Quindi ci sono diversi segnali positivi (il settore tessile campano risulta essere più forte di quello di Biella e Prato anche se il dato forse non è molto rilevante per via del decino del settore nel Nord) soprattutto per la vitalità delle start-up avviate dai giovani costretti a inventarsi un’attività per combattere lo spettro della disoccupazione che messe in fila però non fanno un fatturato rilevante, e imprese consolidate ora più votate all’export, ma si è ben lontani dal modello fai-da-te del Settentrione. Certo, in Puglia è continuamente citato l’esempio virtuoso di Blackshape, un’’idea di due trentenni di Monopoli, di progettare, produrre e commercializzare aerei “low wing” (superleggeri) in fibra di carbonio. Nato con finanziamento regionale di 25mila euro, che poi si è ingrandito grazie all’apporto di investitori privati, nel 2010 l’azienda vende diciassette modelli del suo aereo in fibra di carbonio chiamato Millennium Master.
Morale: se probabilmente c’è stato un miglioramento e un salto di qualità, soprattutto tecnologico rispetto al 2010 , nel rapporto del 2011 del Srm, Studi ed ricerche sul Mezzogiono, si evidenzia ancora un sistema produttivo fragile. Del resto sarebbe impensabile, a rigor di logica, aspettarsi un miracolo meridionale in un momento di recessione. Perciò se non si può parlare di un vero e proprio risveglio, si può arrivare alla provvisoria conclusione che il Sud assonnato e assistito negli ultimi anni (due o tre? Nessuno lo sa con precisione) ha strabuzzato e aperto gli occhi grazie anche alla maggiore conoscenza del suo sistema imprenditoriale che per molto tempo è stato ignorato e ora è oggetto di studio e di dibattito.
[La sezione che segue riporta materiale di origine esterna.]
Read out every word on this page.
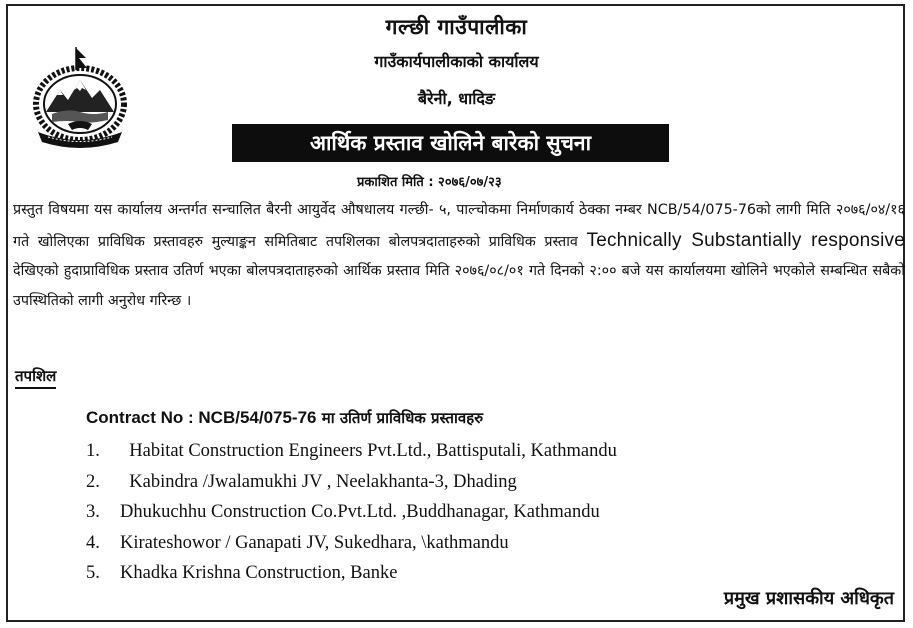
गल्छी गाउँपालीका
गाउँकार्यपालीकाको कार्यालय
बैरेनी, धादिङ
आर्थिक प्रस्ताव खोलिने बारेको सुचना
प्रकाशित मिति : २०७६/०७/२३
प्रस्तुत विषयमा यस कार्यालय अन्तर्गत सन्चालित बैरनी आयुर्वेद औषधालय गल्छी- ५, पाल्चोकमा निर्माणकार्य ठेक्का नम्बर NCB/54/075-76को लागी मिति २०७६/०४/१६ गते खोलिएका प्राविधिक प्रस्तावहरु मुल्याङ्कन समितिबाट तपशिलका बोलपत्रदाताहरुको प्राविधिक प्रस्ताव Technically Substantially responsive देखिएको हुदाप्राविधिक प्रस्ताव उतिर्ण भएका बोलपत्रदाताहरुको आर्थिक प्रस्ताव मिति २०७६/०८/०१ गते दिनको २:०० बजे यस कार्यालयमा खोलिने भएकोले सम्बन्धित सबैको उपस्थितिको लागी अनुरोध गरिन्छ ।
तपशिल
Contract No : NCB/54/075-76 मा उतिर्ण प्राविधिक प्रस्तावहरु
1.  Habitat Construction Engineers Pvt.Ltd., Battisputali, Kathmandu
2.  Kabindra /Jwalamukhi JV , Neelakhanta-3, Dhading
3. Dhukuchhu Construction Co.Pvt.Ltd. ,Buddhanagar, Kathmandu
4. Kirateshowor / Ganapati JV, Sukedhara, \kathmandu
5. Khadka Krishna Construction, Banke
प्रमुख प्रशासकीय अधिकृत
Al punto che non solo il ministro Barca ha avviato una serie di confronti e studi per ridefinire le aree vitali del Mezziogiorno, (prevedendo fra l’altro una serie di incentivi per imprese che fanno innovazione e ricerca), ma da questo mese partirà una sorta di task force interministeriale promossa dai ministeri del Lavoro, Coesione territoriale, Sviluppo Economico per tentare di tracciare una road map delle politiche industriali nel Mezzogiorno e potenziare le piccole e medie eccellenze, che si sono affacciate recentemente sul mercato. Ora bisognerà osservare che fine faranno tutte le nuove imprese nate nel 2012, ma una cosa è certa: i 25mila imprenditori settentrionali che mancano all’appello dal 2011, come ha rimarcato recentemente Ilvo Diamanti, non sono emigrati al Sud. Con buona pace di tutti i militanti meridionalisti.